JERUSALEM – Nobel Peace Prize winner and Holocaust survivor Elie Wiesel died on Saturday, the Yad Vashem Holocaust Museum in Jerusalem announced. He was 87.
Wiesel, a native of the Hungarian town of Sighet (now Romania) and who was held during the Nazi period at Auschwitz and other extermination camps, was one of the best known Jewish writers and an ardent defender of commemorating the Holocaust through education.
He died Saturday at his home in New York accompanied by his family, according to the Israeli news service Ynet.
Author of 47 books, four of them about the Holocaust that Jews suffered at the hands of the Nazis during World War II (1939-1945), Wiesel dedicated his life to defending human rights and the fight against oppression on all five continents, which won him a Nobel Peace Prize in 1980.
The writer was born to an Ultra-Orthodox Jewish family in Transylvania, and during World War II was held in several Nazi concentration camps, where he lost his parents and his younger sister.

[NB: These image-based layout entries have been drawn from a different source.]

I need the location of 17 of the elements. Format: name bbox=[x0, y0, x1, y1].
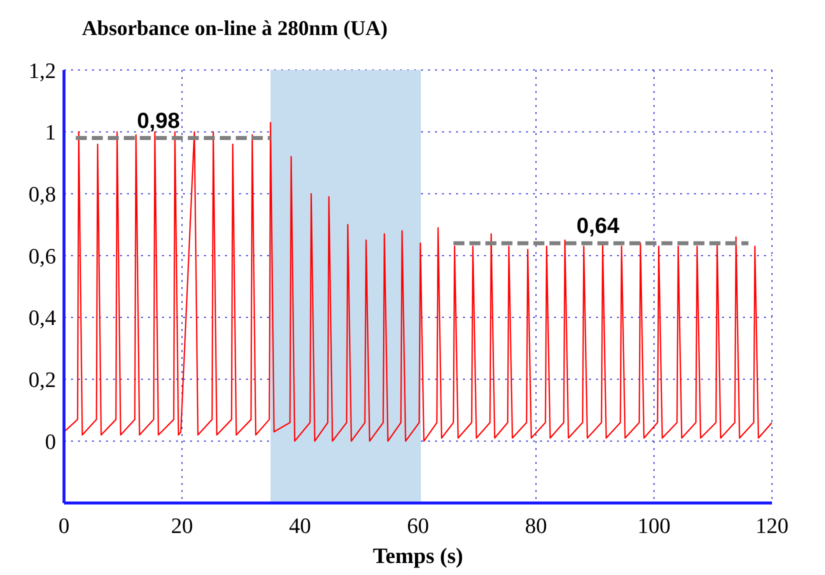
y-tick-label: 0,2 bbox=[28, 367, 56, 392]
x-tick-label: 100 bbox=[638, 513, 670, 538]
annotation: 0,64 bbox=[576, 213, 620, 238]
x-tick-label: 20 bbox=[171, 513, 193, 538]
y-tick-label: 0,8 bbox=[28, 182, 56, 207]
y-tick-label: 0,4 bbox=[28, 305, 56, 330]
x-tick-label: 60 bbox=[407, 513, 429, 538]
y-tick-label: 0 bbox=[45, 428, 56, 454]
y-tick-label: 1 bbox=[45, 120, 56, 145]
x-tick-label: 80 bbox=[525, 513, 547, 538]
x-tick-label: 120 bbox=[756, 513, 788, 538]
y-axis-title: Absorbance on-line à 280nm (UA) bbox=[82, 16, 388, 41]
annotation: 0,98 bbox=[136, 108, 180, 134]
x-axis-title: Temps (s) bbox=[372, 543, 464, 568]
y-tick-label: 1,2 bbox=[28, 58, 56, 83]
x-tick-label: 40 bbox=[289, 513, 311, 538]
y-tick-label: 0,6 bbox=[28, 243, 56, 268]
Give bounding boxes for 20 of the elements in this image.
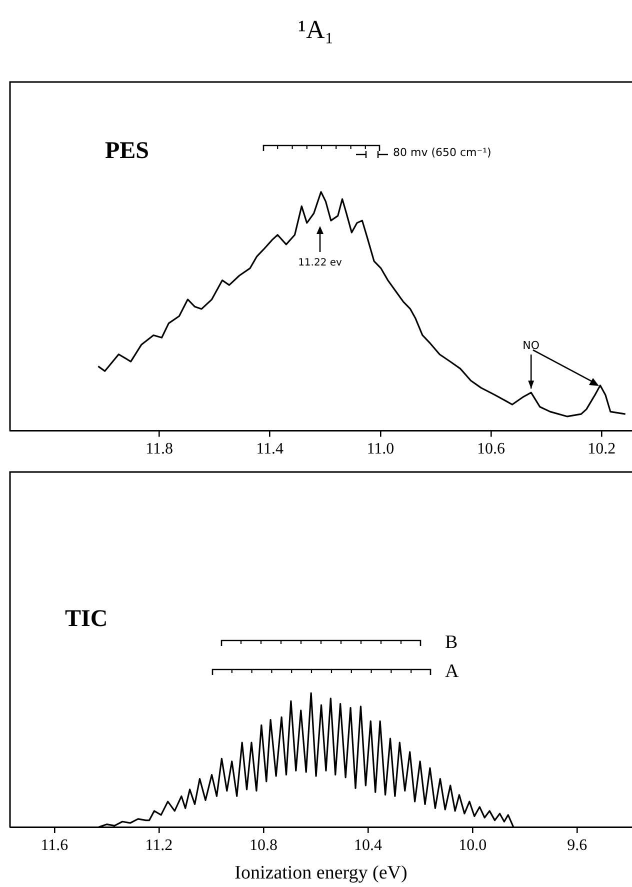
text: B (445, 632, 458, 653)
x-tick-label: 10.8 (250, 836, 278, 854)
x-tick-label: 11.0 (366, 440, 394, 458)
annotation: NO (522, 338, 540, 352)
x-tick-label: 11.4 (256, 440, 284, 458)
chart-title: ¹A₁ (297, 14, 335, 46)
annotation: 11.22 ev (298, 258, 342, 269)
text: 80 mv (650 cm⁻¹) (393, 146, 492, 159)
x-tick-label: 9.6 (567, 836, 588, 854)
text: A (445, 660, 459, 682)
x-tick-label: 11.6 (40, 836, 68, 854)
x-tick-label: 11.8 (146, 440, 173, 458)
x-tick-label: 10.6 (477, 440, 506, 458)
x-tick-label: 10.0 (458, 836, 487, 854)
x-tick-label: 10.4 (354, 836, 382, 854)
x-tick-label: 11.2 (145, 836, 173, 854)
text: TIC (65, 606, 108, 632)
text: PES (105, 138, 150, 164)
x-axis-title: Ionization energy (eV) (234, 862, 408, 884)
x-tick-label: 10.2 (588, 440, 616, 458)
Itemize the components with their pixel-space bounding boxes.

He and his two elder brothers survived and, once freed from the Buchenwald camp, he went to Paris to study at the Sorbonne, after which he worked as a journalist.
His work in defense of the Jewish people and the state of Israel made him generally honored in that country, which in 2014 considered asking him to take office as head of the Israeli government, which he apparently refused.